Fünftes Gesetz zur Änderung der Verfassung des Freistaats Thüringen / Zehntes Gesetz zur Änderung des Thüringer Abgeordnetengesetzes

Zu den Gesetzentwürfen der Fraktion DIE LINKE - Drucksache 5/1397 und 5/1398 - Erste Beratung


Lieber Gustav Bergemann, ich nehme positiv zur Kenntnis, wie lange du schon in der Gewerkschaft bist. Da zählt ja dann auch der FDGB dazu und das nehme ich gern zur Kenntnis. Mein Lebensalter hat es nicht ermöglicht, eine so lange Mitgliedschaft jetzt schon aufzuweisen. Ich bedanke mich ausdrücklich für die sachliche Ausführung. Das wäre die Debatte, wie ich sie mir wünschen würde, dass man die Argumente noch einmal wichtet, noch einmal hinterfragt, anschaut und prüft. Deswegen werbe ich noch einmal für die Ausschussüberweisung an den Justizausschuss. Die Schärfe hat der Kollege Pidde hereingebracht, der sich nicht mehr erinnern konnte, welche Reden früher von der SPD gehalten wurden, gerade wenn es dann um das populistische Aussetzen ging, dann hat man sich schnell angeschlossen.

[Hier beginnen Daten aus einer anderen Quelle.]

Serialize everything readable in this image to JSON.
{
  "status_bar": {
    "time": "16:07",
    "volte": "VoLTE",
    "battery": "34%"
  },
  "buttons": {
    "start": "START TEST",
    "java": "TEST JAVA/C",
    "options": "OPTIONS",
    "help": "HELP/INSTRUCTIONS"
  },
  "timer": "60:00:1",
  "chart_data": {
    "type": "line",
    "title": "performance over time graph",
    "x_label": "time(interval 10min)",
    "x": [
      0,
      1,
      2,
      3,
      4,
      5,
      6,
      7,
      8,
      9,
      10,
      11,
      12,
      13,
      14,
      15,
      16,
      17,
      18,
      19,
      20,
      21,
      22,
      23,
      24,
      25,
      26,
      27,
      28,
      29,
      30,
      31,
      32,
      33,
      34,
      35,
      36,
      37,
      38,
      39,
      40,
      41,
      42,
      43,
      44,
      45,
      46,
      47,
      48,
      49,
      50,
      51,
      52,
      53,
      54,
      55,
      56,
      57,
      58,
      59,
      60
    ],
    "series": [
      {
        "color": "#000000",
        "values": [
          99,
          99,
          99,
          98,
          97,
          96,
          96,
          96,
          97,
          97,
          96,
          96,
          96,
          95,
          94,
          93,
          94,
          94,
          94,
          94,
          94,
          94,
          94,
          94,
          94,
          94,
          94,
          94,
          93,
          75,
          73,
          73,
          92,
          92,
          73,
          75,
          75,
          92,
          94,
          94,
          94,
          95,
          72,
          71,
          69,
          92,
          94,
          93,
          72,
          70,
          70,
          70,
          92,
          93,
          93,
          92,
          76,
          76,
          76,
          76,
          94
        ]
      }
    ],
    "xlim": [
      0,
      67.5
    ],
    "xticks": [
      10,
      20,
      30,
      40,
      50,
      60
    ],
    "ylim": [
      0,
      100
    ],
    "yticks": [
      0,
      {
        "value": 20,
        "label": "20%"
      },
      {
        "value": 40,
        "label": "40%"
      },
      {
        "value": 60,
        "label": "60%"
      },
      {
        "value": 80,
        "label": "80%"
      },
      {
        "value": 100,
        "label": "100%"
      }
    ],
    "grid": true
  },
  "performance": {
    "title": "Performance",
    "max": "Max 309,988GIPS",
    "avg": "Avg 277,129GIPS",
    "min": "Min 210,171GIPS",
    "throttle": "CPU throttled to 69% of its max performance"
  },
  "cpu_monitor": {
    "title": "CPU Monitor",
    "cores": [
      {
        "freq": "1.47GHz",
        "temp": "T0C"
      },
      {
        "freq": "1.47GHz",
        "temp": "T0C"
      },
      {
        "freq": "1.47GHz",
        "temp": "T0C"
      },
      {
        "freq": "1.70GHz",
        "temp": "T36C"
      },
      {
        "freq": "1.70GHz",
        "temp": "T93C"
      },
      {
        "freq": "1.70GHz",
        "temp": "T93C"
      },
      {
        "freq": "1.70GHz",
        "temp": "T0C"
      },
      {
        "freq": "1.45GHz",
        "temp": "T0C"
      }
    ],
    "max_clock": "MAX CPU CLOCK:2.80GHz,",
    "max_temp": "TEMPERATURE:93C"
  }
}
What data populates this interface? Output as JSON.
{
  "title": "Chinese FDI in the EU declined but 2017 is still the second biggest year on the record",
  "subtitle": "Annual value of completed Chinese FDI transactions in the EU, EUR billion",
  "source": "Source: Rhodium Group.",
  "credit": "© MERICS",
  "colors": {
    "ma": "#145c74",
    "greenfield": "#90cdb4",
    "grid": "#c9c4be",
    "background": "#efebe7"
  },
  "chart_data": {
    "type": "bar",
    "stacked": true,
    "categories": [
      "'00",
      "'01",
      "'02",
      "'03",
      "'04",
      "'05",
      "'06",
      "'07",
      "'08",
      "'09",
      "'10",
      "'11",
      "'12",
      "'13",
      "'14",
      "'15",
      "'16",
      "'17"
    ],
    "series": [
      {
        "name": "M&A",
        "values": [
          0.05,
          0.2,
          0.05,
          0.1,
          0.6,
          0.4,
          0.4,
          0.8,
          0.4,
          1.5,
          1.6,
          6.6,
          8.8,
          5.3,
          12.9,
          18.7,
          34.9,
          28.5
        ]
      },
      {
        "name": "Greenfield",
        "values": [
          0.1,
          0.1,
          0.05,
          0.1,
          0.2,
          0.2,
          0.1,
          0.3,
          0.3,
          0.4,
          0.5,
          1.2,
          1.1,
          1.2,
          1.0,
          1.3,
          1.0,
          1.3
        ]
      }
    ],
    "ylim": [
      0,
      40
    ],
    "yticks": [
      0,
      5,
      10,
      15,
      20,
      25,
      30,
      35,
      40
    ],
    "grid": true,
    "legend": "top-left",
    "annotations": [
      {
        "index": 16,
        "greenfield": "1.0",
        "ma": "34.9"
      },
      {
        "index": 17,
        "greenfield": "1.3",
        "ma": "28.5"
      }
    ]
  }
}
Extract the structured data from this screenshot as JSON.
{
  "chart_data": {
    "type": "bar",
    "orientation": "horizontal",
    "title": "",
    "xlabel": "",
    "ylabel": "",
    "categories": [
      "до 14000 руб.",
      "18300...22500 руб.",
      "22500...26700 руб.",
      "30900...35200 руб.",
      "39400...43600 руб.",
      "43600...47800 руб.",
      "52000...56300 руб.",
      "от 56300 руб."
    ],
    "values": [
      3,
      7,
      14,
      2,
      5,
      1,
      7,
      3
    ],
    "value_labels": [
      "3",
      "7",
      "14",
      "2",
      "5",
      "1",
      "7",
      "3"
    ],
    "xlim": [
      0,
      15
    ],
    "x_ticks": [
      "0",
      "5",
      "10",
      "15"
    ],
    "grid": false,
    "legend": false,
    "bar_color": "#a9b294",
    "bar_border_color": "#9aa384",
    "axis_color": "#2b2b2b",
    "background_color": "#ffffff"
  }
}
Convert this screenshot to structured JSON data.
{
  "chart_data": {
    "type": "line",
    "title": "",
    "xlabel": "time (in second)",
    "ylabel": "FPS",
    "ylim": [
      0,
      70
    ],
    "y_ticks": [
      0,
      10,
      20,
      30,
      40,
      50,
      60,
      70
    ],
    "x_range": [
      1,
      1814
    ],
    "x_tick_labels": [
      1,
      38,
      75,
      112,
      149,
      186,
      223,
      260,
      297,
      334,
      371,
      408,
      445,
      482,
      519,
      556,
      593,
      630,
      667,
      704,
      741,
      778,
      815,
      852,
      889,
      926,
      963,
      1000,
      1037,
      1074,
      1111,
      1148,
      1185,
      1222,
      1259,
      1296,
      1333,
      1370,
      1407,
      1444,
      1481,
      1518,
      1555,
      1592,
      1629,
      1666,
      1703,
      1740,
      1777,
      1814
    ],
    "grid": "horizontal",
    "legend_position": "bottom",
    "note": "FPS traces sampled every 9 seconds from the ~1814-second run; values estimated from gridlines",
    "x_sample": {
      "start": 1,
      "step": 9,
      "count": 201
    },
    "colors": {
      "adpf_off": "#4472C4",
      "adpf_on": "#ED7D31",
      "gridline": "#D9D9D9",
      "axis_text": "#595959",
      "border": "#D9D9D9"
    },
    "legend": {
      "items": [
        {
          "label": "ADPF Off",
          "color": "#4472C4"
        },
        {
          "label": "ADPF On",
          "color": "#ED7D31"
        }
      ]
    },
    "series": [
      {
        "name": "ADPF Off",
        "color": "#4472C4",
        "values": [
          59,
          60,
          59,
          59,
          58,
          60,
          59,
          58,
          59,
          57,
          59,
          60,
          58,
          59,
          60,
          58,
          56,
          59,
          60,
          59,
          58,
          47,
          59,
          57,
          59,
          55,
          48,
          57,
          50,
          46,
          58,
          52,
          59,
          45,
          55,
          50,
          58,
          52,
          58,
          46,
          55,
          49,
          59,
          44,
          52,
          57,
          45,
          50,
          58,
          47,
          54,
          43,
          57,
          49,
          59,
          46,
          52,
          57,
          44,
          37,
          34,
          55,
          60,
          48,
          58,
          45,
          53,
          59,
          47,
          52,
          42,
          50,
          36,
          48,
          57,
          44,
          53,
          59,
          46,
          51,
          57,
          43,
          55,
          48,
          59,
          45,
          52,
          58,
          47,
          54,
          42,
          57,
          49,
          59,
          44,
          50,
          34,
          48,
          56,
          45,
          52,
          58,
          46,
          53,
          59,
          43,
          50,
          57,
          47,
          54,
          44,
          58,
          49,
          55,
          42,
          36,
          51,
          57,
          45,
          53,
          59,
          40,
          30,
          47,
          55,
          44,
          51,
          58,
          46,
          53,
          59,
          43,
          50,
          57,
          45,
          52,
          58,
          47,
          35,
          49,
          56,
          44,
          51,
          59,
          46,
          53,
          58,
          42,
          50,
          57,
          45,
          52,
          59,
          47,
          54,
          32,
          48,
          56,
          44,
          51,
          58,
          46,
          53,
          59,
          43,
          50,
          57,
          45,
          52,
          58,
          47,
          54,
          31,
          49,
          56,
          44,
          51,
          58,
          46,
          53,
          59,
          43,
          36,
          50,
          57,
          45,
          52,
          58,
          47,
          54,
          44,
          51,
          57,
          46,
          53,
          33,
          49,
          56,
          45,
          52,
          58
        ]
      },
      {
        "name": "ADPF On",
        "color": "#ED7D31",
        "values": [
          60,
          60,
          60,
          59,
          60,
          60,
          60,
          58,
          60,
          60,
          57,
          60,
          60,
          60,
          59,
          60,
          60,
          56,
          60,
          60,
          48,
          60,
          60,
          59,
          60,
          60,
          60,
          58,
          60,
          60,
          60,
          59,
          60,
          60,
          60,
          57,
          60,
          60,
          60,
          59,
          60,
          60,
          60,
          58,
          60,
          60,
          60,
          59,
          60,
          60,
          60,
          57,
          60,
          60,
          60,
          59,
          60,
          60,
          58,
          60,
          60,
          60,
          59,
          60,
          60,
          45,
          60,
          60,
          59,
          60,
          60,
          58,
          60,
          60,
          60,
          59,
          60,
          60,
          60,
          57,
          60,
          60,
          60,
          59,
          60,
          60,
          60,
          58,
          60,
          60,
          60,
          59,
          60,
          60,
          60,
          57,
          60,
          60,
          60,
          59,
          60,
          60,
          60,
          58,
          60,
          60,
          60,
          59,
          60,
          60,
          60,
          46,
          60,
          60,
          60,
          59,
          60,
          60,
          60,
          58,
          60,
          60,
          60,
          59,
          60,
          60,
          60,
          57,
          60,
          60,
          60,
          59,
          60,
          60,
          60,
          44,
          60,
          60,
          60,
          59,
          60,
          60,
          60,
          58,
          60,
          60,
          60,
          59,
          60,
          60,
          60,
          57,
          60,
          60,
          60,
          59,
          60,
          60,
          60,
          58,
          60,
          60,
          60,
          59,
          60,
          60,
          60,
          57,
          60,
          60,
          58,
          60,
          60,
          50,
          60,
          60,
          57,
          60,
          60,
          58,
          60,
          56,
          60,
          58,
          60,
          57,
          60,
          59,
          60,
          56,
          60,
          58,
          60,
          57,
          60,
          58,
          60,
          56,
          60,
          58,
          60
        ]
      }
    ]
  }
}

Aber so ist das, wenn man auf einmal regierungstragend ist, dann möchte man nicht daran erinnert werden, was man vorher schon geredet hat.


(Beifall DIE LINKE)


(Unruhe SPD)


(Zwischenruf Abg. Höhn, SPD: Wir haben uns niemals dem … abgeschlossen.)


(Unruhe SPD)


Nein, niemals, die Sozialdemokratische Partei in diesem Hohen Haus hat sich niemals dem Populismus angeschlossen, das hoffe ich auch. Wir wollen mit Euch keine Einheitspartei sein. Darauf lege ich schon Wert, dass es da erhebliche Unterschiede zwischen uns und Ihnen gibt, Herr Höhn. Das soll auch so bleiben, weil es bestimmte Themen gibt, bei denen ich sage, den Kniefall vor manch einer Fehlentwicklung wie jetzt das Arbeitnehmerüberlassungsgesetz, wie eben die Aufstockergesetzgebung, wie eben die Lebenswelt der Hartz-IV-Aufstocker, von denen ich gesprochen habe, hat eine Regierung Schröder in Gang gesetzt. Also die Büchse der Pandora hat schon die SPD von der Lebenswelt, über die ich geredet habe, schon geöffnet.


(Beifall DIE LINKE)


Nun zur sachlichen Bewertung noch einmal: Dass das NRW-Rentenwerk zurzeit mehr Geld kostet - also einen erheblichen Aufwuchs an Geld ausgelöst hat -, hat eine ganz einfache Logik. Man muss jetzt im laufenden Monat das Geld einzahlen. Im Moment reden wir nicht darüber, was für uns eigentlich zurückgestellt werden müsste. Wenn wir die Rechnung ernsthaft machen würden, müssten wir eigentlich zu den Kosten des Parlaments die persönlichen Rentenanwartschaften dazu buchen, das wäre haushaltsrechtlich ehrlich, das wäre konsistent und es wäre nachprüfbar. Dann würden wir nämlich nicht wieder diese Äpfel mit Birnen vergleichen.


(Beifall DIE LINKE)


Ich habe nur gesagt, den Weg in das Rentenwerk halte ich für falsch. Ich teile auch, Herr Kollege Recknagel, Ihren Vorschlag der persönlichen Versicherung nicht, weil ich die deutsche Versicherungswirtschaft nicht stärken möchte, sondern ich möchte ein soziales Sicherungssystem, das für alle Menschen auf der gesellschaftlichen Balance aufbaut und nicht auf der deutschen Privatwirtschaft, die dann ihre eigenen Hedgefonds bedient oder sonstige Dinge damit macht.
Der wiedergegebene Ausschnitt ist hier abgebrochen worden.